On such silliness do great empires crumble. Their back-and-forth reminded me of another historic dispute over the scenery:
My take: The first debate did not change the trajectory of the primary race, which Trump is winning by a landslide. Nor will this one. Ron DeSantis again veered between lifeless and creepy, Ramaswamy tried and failed to be Mr. Nice Guy, and Nikki Haley again proved to have more balls than any of her compatriots. At one point, Haley told Ramaswamy, “Honestly, every time I hear you, I feel a little bit dumber,” a sentiment most Americans shared about the whole debate.
3. Donald Trump is having a bad week.
Donald Trump spent Wednesday night in Michigan at a rally for unionized auto workers who turned out not to be unionized or even auto workers. One might think this was just another Trumpian grift, but perhaps he had more pressing problems on his mind.
The judge in the financial fraud case brought by New York Attorney General Letitia James granted summary judgment in her case against Trump and all his business entities, finding they’d engaged in persistent patterns of fraud and deceit over the years and ordering the cancellation of their business certificates and dissolution of their businesses.
My take: Basically, this judgment on his liability (the trial for damages will continue next week) says that Trump is a fraud and a con man and has been so for years, if not decades. Trump built his brand on his prowess as a businessman; will this undoing change how his followers see him? Probably not, since the right-wing media universe has managed to cast The Donald as the victim of a heinous conspiracy on the part of the New York OAG. It may have the effect, though, of making him a poor man, which his cult may eventually find unappetizing.
Something for the weekend:
… Texas Monthly’s astute Alex Samuels demolishes Ken Paxton’s lies, exaggerations, and conspiracies in her takedown of his interview with Tucker Carlson last week. The bad news: the people who listen to Tucker probably will believe everything Paxton said, for example, that Karl Rove is an “activist liberal working effectively for the Biden administration.”
[i] In fairness, DeSantis and Christie each threw a half-hearted jab at Trump that did not land.
It is so disheartening to watch the growth of a cult to replace a political party formerly interested in governing.
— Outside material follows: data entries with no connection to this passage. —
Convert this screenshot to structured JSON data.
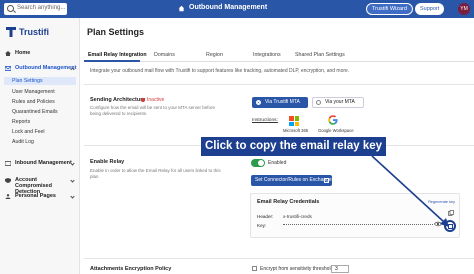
{
  "topbar": {
    "search_placeholder": "Search anything...",
    "title": "Outbound Management",
    "wizard_label": "Trustifi Wizard",
    "support_label": "Support",
    "avatar_initials": "YM",
    "bar_color": "#2a56a8"
  },
  "sidebar": {
    "logo_text": "Trustifi",
    "items": [
      {
        "label": "Home",
        "icon": "home-icon"
      },
      {
        "label": "Outbound Management",
        "icon": "outbound-icon",
        "expanded": true,
        "subitems": [
          "Plan Settings",
          "User Management",
          "Rules and Policies",
          "Quarantined Emails",
          "Reports",
          "Lock and Feel",
          "Audit Log"
        ]
      },
      {
        "label": "Inbound Management",
        "icon": "inbound-icon"
      },
      {
        "label": "Account Compromised Detection",
        "icon": "shield-icon"
      },
      {
        "label": "Personal Pages",
        "icon": "person-icon"
      }
    ],
    "active_subitem": "Plan Settings"
  },
  "main": {
    "title": "Plan Settings",
    "tabs": [
      "Email Relay Integration",
      "Domains",
      "Region",
      "Integrations",
      "Shared Plan Settings"
    ],
    "active_tab": "Email Relay Integration",
    "intro": "Integrate your outbound mail flow with Trustifi to support features like tracking, automated DLP, encryption, and more.",
    "sending_architecture": {
      "label": "Sending Architecture",
      "status": "Inactive",
      "description": "Configure how the email will be sent to your MTA server before being delivered to recipients.",
      "options": [
        "Via Trustifi MTA",
        "Via your MTA"
      ],
      "selected": "Via Trustifi MTA",
      "instructions_label": "Instructions:",
      "providers": [
        "Microsoft 365",
        "Google Workspace"
      ]
    },
    "enable_relay": {
      "label": "Enable Relay",
      "description": "Enable in order to allow the Email Relay for all users linked to this plan",
      "toggle_text": "Enabled",
      "toggle_on": true,
      "connector_button": "Set Connector/Rules on Exchange"
    },
    "credentials": {
      "title": "Email Relay Credentials",
      "regenerate_link": "Regenerate key",
      "header_label": "Header:",
      "header_value": "x-trustifi-creds",
      "key_label": "Key:"
    },
    "attachments": {
      "label": "Attachments Encryption Policy",
      "option": "Encrypt from sensitivity threshold",
      "threshold": "3"
    }
  },
  "callout": {
    "text": "Click to copy the email relay key",
    "color": "#1c3f8f"
  }
}
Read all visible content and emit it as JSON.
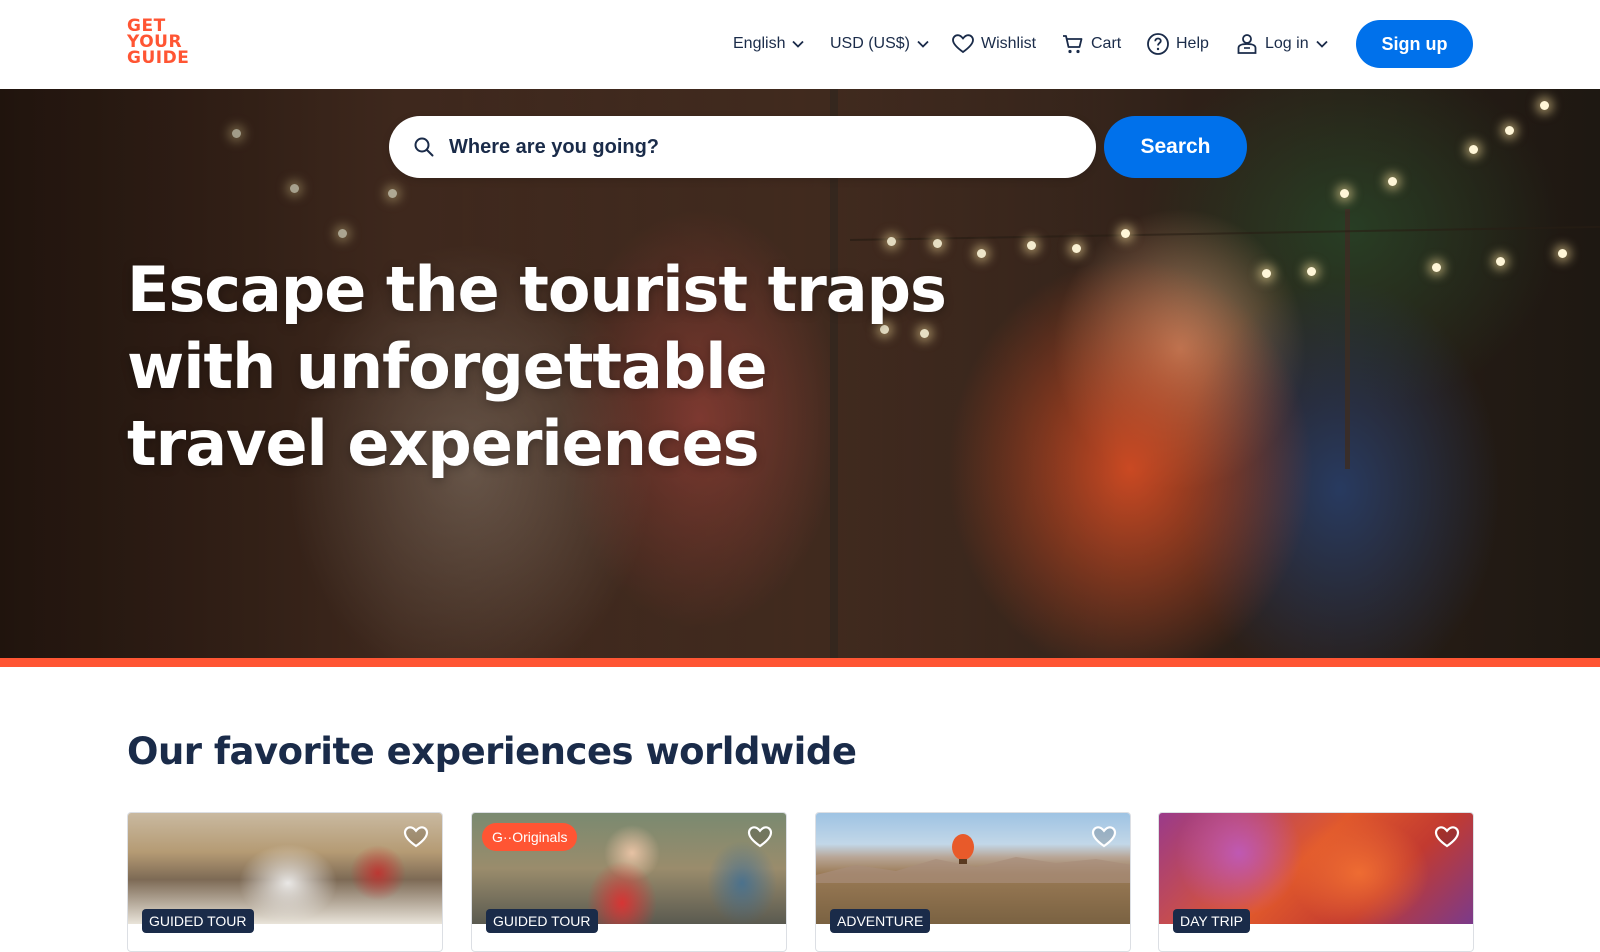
{
  "brand": {
    "logo_lines": [
      "GET",
      "YOUR",
      "GUIDE"
    ],
    "accent_color": "#ff5533",
    "primary_color": "#0071eb",
    "text_color": "#1a2b49"
  },
  "nav": {
    "language": "English",
    "currency": "USD (US$)",
    "wishlist": "Wishlist",
    "cart": "Cart",
    "help": "Help",
    "login": "Log in",
    "signup": "Sign up"
  },
  "hero": {
    "search_placeholder": "Where are you going?",
    "search_button": "Search",
    "headline": "Escape the tourist traps with unforgettable travel experiences"
  },
  "section": {
    "title": "Our favorite experiences worldwide"
  },
  "cards": [
    {
      "badge": "GUIDED TOUR",
      "originals": ""
    },
    {
      "badge": "GUIDED TOUR",
      "originals": "G··Originals"
    },
    {
      "badge": "ADVENTURE",
      "originals": ""
    },
    {
      "badge": "DAY TRIP",
      "originals": ""
    }
  ],
  "icons": {
    "chevron": "chevron-down-icon",
    "wishlist": "heart-icon",
    "cart": "cart-icon",
    "help": "help-circle-icon",
    "login": "user-icon",
    "search": "search-icon"
  }
}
June and I last considered emigration in 1970. We will fight to win during the coming year, but do we stay if the cult is in a position to dismantle the rule of law? (It would be painful enough as observers from afar, but living through that transition may be beyond my abilities.)
UPDATE: The US House passed a stopgap continuing resolution to continue government functions at current levels for another 45 days, until mid-November. The vote was 335-91. of the 38-member Texas delegation, all 13 Democrats and eight Republicans voted FOR the bill, while 16 Republicans voted AGAINST.
N.B.: The continuing resolution contains no funding for Ukraine, and the Senate (as of 7:15 CDT) has not yet approved the bill.